Figure 2. Phosphoglycolate is mainly formed by pyruvate kinase in the colorectal cancer cell line HCT116.

(A) Relative abundance of glycolate and phosphoglycolate isotopomers was assessed by GC/MS in PGP knockout HCT116 cells (and wild-type cells, not shown) 6 h after treatment with 5 mM deuterated glycolate. Values shown represent the contribution of ¹H and ²H after correction for the contribution of the trimethylsilyl part and the carbon backbone of glycolate. (B) Similarity between glycerate, glycolate and enolpyruvate. (C,D) Relative gene expression of GLYCTK (C) and PKM2 (D) in cells treated with two different shRNAs. (E–H) Relative concentrations of phosphoglycolate (E), 4-P-erythronate (F), 2-P-lactate (G) and lactate (H) were measured by GC/MS in GLYCTK and PKM2 knockdown cell lines 6 h after addition of 5 mM glycolate.
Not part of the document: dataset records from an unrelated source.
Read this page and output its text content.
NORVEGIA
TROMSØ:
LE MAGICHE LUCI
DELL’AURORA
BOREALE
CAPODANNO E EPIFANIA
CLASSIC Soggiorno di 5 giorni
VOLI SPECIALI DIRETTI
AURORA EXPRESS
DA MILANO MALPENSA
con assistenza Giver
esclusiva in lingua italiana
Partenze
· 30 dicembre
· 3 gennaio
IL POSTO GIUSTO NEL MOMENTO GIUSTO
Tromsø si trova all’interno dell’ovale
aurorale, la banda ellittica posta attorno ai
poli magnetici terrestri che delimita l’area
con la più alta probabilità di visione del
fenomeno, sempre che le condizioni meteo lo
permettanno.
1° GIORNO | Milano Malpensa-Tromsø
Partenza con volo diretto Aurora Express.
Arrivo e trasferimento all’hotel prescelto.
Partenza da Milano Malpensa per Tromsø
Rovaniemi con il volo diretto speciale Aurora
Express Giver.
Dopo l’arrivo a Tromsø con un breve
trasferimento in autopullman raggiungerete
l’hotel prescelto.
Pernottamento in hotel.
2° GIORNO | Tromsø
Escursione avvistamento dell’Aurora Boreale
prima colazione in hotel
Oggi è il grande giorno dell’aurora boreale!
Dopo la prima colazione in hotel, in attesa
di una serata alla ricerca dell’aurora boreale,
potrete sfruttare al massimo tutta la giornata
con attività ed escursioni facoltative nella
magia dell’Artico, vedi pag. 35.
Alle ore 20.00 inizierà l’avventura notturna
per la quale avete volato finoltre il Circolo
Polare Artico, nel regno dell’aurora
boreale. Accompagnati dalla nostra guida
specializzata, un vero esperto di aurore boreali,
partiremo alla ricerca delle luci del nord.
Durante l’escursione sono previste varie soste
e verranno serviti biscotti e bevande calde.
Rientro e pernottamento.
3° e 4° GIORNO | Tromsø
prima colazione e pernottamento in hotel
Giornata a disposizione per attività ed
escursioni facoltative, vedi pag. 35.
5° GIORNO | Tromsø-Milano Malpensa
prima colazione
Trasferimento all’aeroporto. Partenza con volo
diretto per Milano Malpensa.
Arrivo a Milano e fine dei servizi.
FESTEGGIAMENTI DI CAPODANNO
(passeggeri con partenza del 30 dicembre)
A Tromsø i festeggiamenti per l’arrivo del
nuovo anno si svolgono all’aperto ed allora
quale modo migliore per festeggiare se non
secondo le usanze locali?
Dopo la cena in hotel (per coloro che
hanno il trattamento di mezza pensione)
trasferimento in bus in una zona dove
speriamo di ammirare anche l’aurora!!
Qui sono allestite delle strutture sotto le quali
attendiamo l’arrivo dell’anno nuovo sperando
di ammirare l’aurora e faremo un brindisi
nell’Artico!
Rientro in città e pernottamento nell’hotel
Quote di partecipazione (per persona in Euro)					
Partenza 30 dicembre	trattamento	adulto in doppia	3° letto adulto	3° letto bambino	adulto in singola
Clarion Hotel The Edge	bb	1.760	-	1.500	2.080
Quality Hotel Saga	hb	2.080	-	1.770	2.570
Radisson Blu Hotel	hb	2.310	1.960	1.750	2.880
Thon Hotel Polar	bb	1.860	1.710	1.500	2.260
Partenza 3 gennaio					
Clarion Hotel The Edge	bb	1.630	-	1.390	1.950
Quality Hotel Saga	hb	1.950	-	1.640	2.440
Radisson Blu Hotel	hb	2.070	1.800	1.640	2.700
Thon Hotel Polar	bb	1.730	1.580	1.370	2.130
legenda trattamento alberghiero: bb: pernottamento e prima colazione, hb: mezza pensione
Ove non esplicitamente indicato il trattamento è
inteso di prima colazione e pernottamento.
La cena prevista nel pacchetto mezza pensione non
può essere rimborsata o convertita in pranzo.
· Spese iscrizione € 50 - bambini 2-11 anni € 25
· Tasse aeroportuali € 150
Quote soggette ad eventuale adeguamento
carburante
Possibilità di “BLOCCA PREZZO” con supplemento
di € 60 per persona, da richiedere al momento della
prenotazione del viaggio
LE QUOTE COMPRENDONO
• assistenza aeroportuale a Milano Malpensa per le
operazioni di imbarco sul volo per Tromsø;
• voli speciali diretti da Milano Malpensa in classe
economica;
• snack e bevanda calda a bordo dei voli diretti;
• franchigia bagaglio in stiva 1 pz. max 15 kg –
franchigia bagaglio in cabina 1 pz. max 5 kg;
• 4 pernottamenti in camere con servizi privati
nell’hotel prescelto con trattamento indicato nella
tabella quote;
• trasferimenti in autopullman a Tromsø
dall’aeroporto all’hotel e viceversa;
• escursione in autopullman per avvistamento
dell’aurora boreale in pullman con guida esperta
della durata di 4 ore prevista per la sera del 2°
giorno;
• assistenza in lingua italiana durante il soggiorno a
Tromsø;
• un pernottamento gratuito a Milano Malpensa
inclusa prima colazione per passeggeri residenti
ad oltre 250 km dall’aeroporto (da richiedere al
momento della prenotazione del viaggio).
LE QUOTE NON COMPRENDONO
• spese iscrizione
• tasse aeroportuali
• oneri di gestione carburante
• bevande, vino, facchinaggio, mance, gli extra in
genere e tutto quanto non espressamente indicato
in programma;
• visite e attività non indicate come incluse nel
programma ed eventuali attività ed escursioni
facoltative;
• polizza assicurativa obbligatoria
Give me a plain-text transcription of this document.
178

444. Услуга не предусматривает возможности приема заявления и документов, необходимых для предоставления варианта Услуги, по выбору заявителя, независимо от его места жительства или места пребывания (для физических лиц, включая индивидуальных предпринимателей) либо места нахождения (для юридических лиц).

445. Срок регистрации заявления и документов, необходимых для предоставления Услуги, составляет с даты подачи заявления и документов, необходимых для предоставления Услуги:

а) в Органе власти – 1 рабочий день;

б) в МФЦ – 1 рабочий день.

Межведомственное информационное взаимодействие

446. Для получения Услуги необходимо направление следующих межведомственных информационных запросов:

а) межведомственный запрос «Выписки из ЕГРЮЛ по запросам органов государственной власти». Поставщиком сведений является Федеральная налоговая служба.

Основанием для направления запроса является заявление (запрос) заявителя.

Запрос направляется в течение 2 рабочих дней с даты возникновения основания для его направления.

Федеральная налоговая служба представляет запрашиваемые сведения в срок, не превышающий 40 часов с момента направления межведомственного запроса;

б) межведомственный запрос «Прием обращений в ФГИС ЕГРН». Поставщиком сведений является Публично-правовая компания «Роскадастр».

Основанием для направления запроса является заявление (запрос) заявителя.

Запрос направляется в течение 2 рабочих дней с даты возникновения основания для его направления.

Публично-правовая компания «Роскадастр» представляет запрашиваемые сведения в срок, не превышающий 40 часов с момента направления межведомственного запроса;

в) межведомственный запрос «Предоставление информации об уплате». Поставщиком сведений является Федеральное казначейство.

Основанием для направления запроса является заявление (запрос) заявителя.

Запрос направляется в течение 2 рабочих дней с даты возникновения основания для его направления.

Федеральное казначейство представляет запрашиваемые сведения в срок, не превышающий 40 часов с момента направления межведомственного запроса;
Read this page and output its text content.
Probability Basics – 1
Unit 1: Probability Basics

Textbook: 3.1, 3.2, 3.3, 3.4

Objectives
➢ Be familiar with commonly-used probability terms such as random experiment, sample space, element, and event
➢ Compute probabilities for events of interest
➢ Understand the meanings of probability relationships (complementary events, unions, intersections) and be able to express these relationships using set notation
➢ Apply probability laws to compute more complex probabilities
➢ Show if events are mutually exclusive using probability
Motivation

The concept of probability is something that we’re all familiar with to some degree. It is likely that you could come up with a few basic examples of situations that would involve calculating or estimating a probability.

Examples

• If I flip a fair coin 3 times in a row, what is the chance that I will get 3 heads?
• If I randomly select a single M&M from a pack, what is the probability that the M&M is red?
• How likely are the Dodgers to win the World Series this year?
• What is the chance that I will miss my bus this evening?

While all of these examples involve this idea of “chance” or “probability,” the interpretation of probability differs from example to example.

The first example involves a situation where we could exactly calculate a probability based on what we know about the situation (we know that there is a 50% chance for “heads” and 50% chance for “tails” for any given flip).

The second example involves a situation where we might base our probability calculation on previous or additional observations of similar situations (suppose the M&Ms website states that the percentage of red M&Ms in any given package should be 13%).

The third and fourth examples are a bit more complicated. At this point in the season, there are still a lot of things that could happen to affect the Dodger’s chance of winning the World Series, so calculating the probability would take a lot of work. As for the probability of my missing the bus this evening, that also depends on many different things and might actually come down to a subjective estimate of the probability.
Values represent the mean ± s.e.m. of four independent experiments and were normalized within each experiment to untreated wild-type cells. (I,J) We generated PGP knockout HCT116 cells where we knocked down PKM2 and overexpressed (or not) murine Glyctk mRNA. mRNA levels were assessed in these cell lines in comparison with mouse liver (I) and are represented normalized to the abundance of U6 mRNA (means ± s.e.m., n = 3). Phosphoglycolate concentrations (J) were assessed in these cell lines and are presented normalized to untreated control cells within each experiment (means ± s.e.m. of three independent experiments). Asterisks indicate P < 0.05 in post hoc t-test analysis corrected for multiple testing.